A working group of six sovereign wealth funds (SWFs) have agreed to only invest in companies that factor climate risks into their strategies, to help meet climate goals of the Paris Agreement. The SWFs, which form the ‘One Planet Sovereign Wealth Fund Working Group’, collectively represent a total of over $3tn USD, and have published a framework outlining principles and objectives for investors to use to make greener investment choices.

The framework is based on three principals, alignment, ownership, and integration, to promote the integration of climate change analysis in the management of large, long-term and diversified asset funds. For more information, see: LNB News 11/07/2018 89.

UN Sustainable Stock Exchanges

The United Nations Sustainable Stock Exchanges initiative has published an action plan to make markets climate resilient and model guidance on climate disclosure. The model guidance aims to help stock exchanges guide issuers on climate-related disclosure, and contains a template guide and diagnostic checklist that stock exchanges can utilise to develop guidance for issuers. The action plan helps exchanges lead a transition to more climate-resilient markets using the various tools available to them.
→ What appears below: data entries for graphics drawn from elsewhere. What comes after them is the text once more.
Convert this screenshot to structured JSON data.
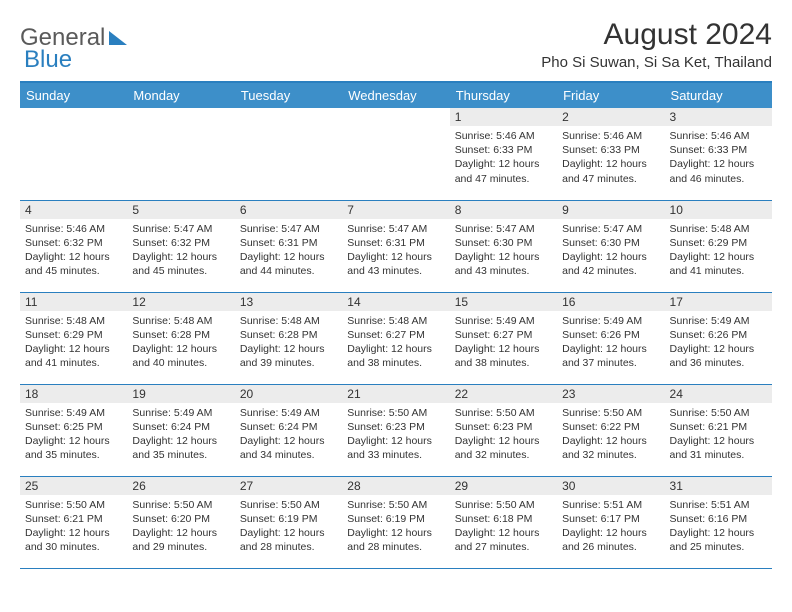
{
  "logo": {
    "part1": "General",
    "part2": "Blue"
  },
  "title": "August 2024",
  "location": "Pho Si Suwan, Si Sa Ket, Thailand",
  "colors": {
    "header_bg": "#3d8fc9",
    "border": "#2a7fbf",
    "daynum_bg": "#ececec",
    "text": "#333333"
  },
  "font": {
    "title_size": 30,
    "location_size": 15,
    "dayheader_size": 13,
    "daynum_size": 12,
    "body_size": 10.5
  },
  "day_headers": [
    "Sunday",
    "Monday",
    "Tuesday",
    "Wednesday",
    "Thursday",
    "Friday",
    "Saturday"
  ],
  "weeks": [
    [
      {
        "n": "",
        "sunrise": "",
        "sunset": "",
        "daylight": ""
      },
      {
        "n": "",
        "sunrise": "",
        "sunset": "",
        "daylight": ""
      },
      {
        "n": "",
        "sunrise": "",
        "sunset": "",
        "daylight": ""
      },
      {
        "n": "",
        "sunrise": "",
        "sunset": "",
        "daylight": ""
      },
      {
        "n": "1",
        "sunrise": "Sunrise: 5:46 AM",
        "sunset": "Sunset: 6:33 PM",
        "daylight": "Daylight: 12 hours and 47 minutes."
      },
      {
        "n": "2",
        "sunrise": "Sunrise: 5:46 AM",
        "sunset": "Sunset: 6:33 PM",
        "daylight": "Daylight: 12 hours and 47 minutes."
      },
      {
        "n": "3",
        "sunrise": "Sunrise: 5:46 AM",
        "sunset": "Sunset: 6:33 PM",
        "daylight": "Daylight: 12 hours and 46 minutes."
      }
    ],
    [
      {
        "n": "4",
        "sunrise": "Sunrise: 5:46 AM",
        "sunset": "Sunset: 6:32 PM",
        "daylight": "Daylight: 12 hours and 45 minutes."
      },
      {
        "n": "5",
        "sunrise": "Sunrise: 5:47 AM",
        "sunset": "Sunset: 6:32 PM",
        "daylight": "Daylight: 12 hours and 45 minutes."
      },
      {
        "n": "6",
        "sunrise": "Sunrise: 5:47 AM",
        "sunset": "Sunset: 6:31 PM",
        "daylight": "Daylight: 12 hours and 44 minutes."
      },
      {
        "n": "7",
        "sunrise": "Sunrise: 5:47 AM",
        "sunset": "Sunset: 6:31 PM",
        "daylight": "Daylight: 12 hours and 43 minutes."
      },
      {
        "n": "8",
        "sunrise": "Sunrise: 5:47 AM",
        "sunset": "Sunset: 6:30 PM",
        "daylight": "Daylight: 12 hours and 43 minutes."
      },
      {
        "n": "9",
        "sunrise": "Sunrise: 5:47 AM",
        "sunset": "Sunset: 6:30 PM",
        "daylight": "Daylight: 12 hours and 42 minutes."
      },
      {
        "n": "10",
        "sunrise": "Sunrise: 5:48 AM",
        "sunset": "Sunset: 6:29 PM",
        "daylight": "Daylight: 12 hours and 41 minutes."
      }
    ],
    [
      {
        "n": "11",
        "sunrise": "Sunrise: 5:48 AM",
        "sunset": "Sunset: 6:29 PM",
        "daylight": "Daylight: 12 hours and 41 minutes."
      },
      {
        "n": "12",
        "sunrise": "Sunrise: 5:48 AM",
        "sunset": "Sunset: 6:28 PM",
        "daylight": "Daylight: 12 hours and 40 minutes."
      },
      {
        "n": "13",
        "sunrise": "Sunrise: 5:48 AM",
        "sunset": "Sunset: 6:28 PM",
        "daylight": "Daylight: 12 hours and 39 minutes."
      },
      {
        "n": "14",
        "sunrise": "Sunrise: 5:48 AM",
        "sunset": "Sunset: 6:27 PM",
        "daylight": "Daylight: 12 hours and 38 minutes."
      },
      {
        "n": "15",
        "sunrise": "Sunrise: 5:49 AM",
        "sunset": "Sunset: 6:27 PM",
        "daylight": "Daylight: 12 hours and 38 minutes."
      },
      {
        "n": "16",
        "sunrise": "Sunrise: 5:49 AM",
        "sunset": "Sunset: 6:26 PM",
        "daylight": "Daylight: 12 hours and 37 minutes."
      },
      {
        "n": "17",
        "sunrise": "Sunrise: 5:49 AM",
        "sunset": "Sunset: 6:26 PM",
        "daylight": "Daylight: 12 hours and 36 minutes."
      }
    ],
    [
      {
        "n": "18",
        "sunrise": "Sunrise: 5:49 AM",
        "sunset": "Sunset: 6:25 PM",
        "daylight": "Daylight: 12 hours and 35 minutes."
      },
      {
        "n": "19",
        "sunrise": "Sunrise: 5:49 AM",
        "sunset": "Sunset: 6:24 PM",
        "daylight": "Daylight: 12 hours and 35 minutes."
      },
      {
        "n": "20",
        "sunrise": "Sunrise: 5:49 AM",
        "sunset": "Sunset: 6:24 PM",
        "daylight": "Daylight: 12 hours and 34 minutes."
      },
      {
        "n": "21",
        "sunrise": "Sunrise: 5:50 AM",
        "sunset": "Sunset: 6:23 PM",
        "daylight": "Daylight: 12 hours and 33 minutes."
      },
      {
        "n": "22",
        "sunrise": "Sunrise: 5:50 AM",
        "sunset": "Sunset: 6:23 PM",
        "daylight": "Daylight: 12 hours and 32 minutes."
      },
      {
        "n": "23",
        "sunrise": "Sunrise: 5:50 AM",
        "sunset": "Sunset: 6:22 PM",
        "daylight": "Daylight: 12 hours and 32 minutes."
      },
      {
        "n": "24",
        "sunrise": "Sunrise: 5:50 AM",
        "sunset": "Sunset: 6:21 PM",
        "daylight": "Daylight: 12 hours and 31 minutes."
      }
    ],
    [
      {
        "n": "25",
        "sunrise": "Sunrise: 5:50 AM",
        "sunset": "Sunset: 6:21 PM",
        "daylight": "Daylight: 12 hours and 30 minutes."
      },
      {
        "n": "26",
        "sunrise": "Sunrise: 5:50 AM",
        "sunset": "Sunset: 6:20 PM",
        "daylight": "Daylight: 12 hours and 29 minutes."
      },
      {
        "n": "27",
        "sunrise": "Sunrise: 5:50 AM",
        "sunset": "Sunset: 6:19 PM",
        "daylight": "Daylight: 12 hours and 28 minutes."
      },
      {
        "n": "28",
        "sunrise": "Sunrise: 5:50 AM",
        "sunset": "Sunset: 6:19 PM",
        "daylight": "Daylight: 12 hours and 28 minutes."
      },
      {
        "n": "29",
        "sunrise": "Sunrise: 5:50 AM",
        "sunset": "Sunset: 6:18 PM",
        "daylight": "Daylight: 12 hours and 27 minutes."
      },
      {
        "n": "30",
        "sunrise": "Sunrise: 5:51 AM",
        "sunset": "Sunset: 6:17 PM",
        "daylight": "Daylight: 12 hours and 26 minutes."
      },
      {
        "n": "31",
        "sunrise": "Sunrise: 5:51 AM",
        "sunset": "Sunset: 6:16 PM",
        "daylight": "Daylight: 12 hours and 25 minutes."
      }
    ]
  ]
}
Reporting on nature-related risk

Taskforce on Nature-related Financial Disclosures

The Taskforce on Nature-related Financial Disclosures (TNFD) was launched in June 2021. The United Nations Environment Programme Finance Initiative, the United Nations Development Programme, the World Wildlife Fund and Global Canopy are the founding partners of the TNFD.

The TNFD, aims to provide financial institutions and businesses with a holistic picture of their environmental risks and opportunities and is committed to creating a framework by 2023 for organisations to report and act on evolving nature-related risks, to support a shift in global financial flows away from nature-negative outcomes and toward nature-positive outcomes. The TNFD’s framework for nature-related risks is intended to complement the climate-related framework established by the TCFD. The aim is that together, the two frameworks will give companies and financial institutions a complete picture of their environmental risks.

The TNFD framework will be tested and refined in 2022 before its launch and dissemination in 2023.